I went to a wedding yesterday in Eastern Switzerland and it was TOO LONG (10-12 hours...not sure because we left early, risking the displeasure of those who invited us, but I really don't care about that, if they aren't reasonable people they aren't my friends or people I would like to associate with anyway, but that is another story)...
The main issue is, my High German is approaching intermediate, but that is not really enough for good communication in social situation in a group of people, where there is a lot of cross-talking.
Anyway, the same old story emerges. People will respond to me in High German or English, but then immediately switch to Swiss German when speaking about the same thing to the person next to me, with no translation, cutting me out of the conversation completely.
People do not do this to be purposefully rude, but they don't even think anything of it, because most of them have absolutely no contact with any foreigners (meaning recent immigrants who can not at least understand Swiss German).
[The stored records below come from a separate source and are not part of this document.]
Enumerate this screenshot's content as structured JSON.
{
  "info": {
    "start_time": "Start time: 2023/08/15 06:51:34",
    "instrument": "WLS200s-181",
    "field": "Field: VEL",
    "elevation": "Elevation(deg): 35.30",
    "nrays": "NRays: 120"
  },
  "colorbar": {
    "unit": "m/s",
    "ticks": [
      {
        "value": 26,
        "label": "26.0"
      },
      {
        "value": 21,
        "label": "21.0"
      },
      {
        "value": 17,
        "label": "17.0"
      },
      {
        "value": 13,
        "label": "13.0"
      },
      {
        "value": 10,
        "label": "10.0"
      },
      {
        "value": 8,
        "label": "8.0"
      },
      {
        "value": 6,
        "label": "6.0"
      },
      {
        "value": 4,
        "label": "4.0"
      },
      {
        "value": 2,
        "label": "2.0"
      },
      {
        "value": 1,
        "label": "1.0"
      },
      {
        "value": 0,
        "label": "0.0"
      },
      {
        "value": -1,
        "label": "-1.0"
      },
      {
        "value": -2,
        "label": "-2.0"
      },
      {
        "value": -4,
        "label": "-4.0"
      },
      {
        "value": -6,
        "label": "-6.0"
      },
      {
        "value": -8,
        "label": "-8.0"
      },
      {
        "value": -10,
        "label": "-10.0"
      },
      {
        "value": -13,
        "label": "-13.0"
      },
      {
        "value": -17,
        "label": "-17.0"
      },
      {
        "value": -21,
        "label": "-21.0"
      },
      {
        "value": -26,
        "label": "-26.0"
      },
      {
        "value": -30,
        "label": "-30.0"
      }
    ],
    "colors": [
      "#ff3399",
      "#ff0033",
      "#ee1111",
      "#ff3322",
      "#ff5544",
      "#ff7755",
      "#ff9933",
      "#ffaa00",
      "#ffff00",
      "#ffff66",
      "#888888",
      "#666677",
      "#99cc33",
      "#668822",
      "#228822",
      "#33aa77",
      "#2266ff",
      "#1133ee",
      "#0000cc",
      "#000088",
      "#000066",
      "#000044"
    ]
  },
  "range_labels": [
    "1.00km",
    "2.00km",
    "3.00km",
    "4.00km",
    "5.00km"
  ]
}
I lived in China for a few months, speak intermediate Mandarin Chinese, but had the same experience in Shanghai, the exact same. Having been in Beijing and Chengdu was refreshing because I'm speaking the language most peopel speak everyday (Mandarin, with some regional accent and slang but it is not a completely different langauge, as Shanghainese and Mandarin are). Shanghainese, like Swiss German are not written languages either, not really (that's complicated and I don't want to get into how Chinese written language is structured, the lack of alphabet, etc).
Anyway, I've come to the conclusion that spending time learning a language that is not spoken is pointless.
I do not need High German. I don't care if I can watch a television show, read a book, or read a newspaper. I have options for almost all of these.
What I care about is being able to communicate with Swiss people. High German is fine for a one: one conversation, but useless in groups, and I also find many Swiss do not want to speak High German anyway, it makes them unconformable (something many Swiss have said to be directly, including my girlfriend).
However, Swiss also say that learning "Swiss German (dialects)" without speaking High German as an adult is nearly impossible.
I find that hard to believe. First, I know a woman from the UK who learned Swiss German first, and high German second. She has issues understanding people from certain Cantons, but where she lives she is fine.
Migro Schule (at least some of them) teach Swiss German classes. What are they teaching if it is not possible? what dialect? What grammar?
It seems to me if you learn a dialect, like St. Gallen Dialect, and you go to Zurich, the words vary a bit, grammar might also vary. Okay.
1) In English some folks in America say "goin to'" some say "going", and others "gonna". All me "I am going to".
However if you know one, you can usually guess the others, and foreigners typically can do this. If you are learning something that says "Ich Gehe", but everyone is saying "I'm gonna" you can't even guess.
That is a bad analogy, but my point is learning any common Swiss German dialect is more useful than High German, because the Swiss German word is likely similar in the other dialect, but not the same, it is almost always closer than the High German equivalent.
2) Grammar is not that important most of the time.
If I say in English..."I tomorrow go store early".
That is very bad English grammar, but almost everyone reading this knows exactly what the meaning is.
If I say..."Yeah...told you i did to eat not the candy".
Everyone can understand that too.
Grammar is overrated. Usually, in my experience with languages, the grammar needed for communication is actually quite low, and how Swiss German speakers communicate in Switzerland is proof of this.
So how would I go about learning Swiss German?
This would all be more simple, and foreigners could integrate more easily if the Swiss had just standardized their language like the Luxemburgers and Dutch, but that's also another topic...and a pointless one, since it won't happen.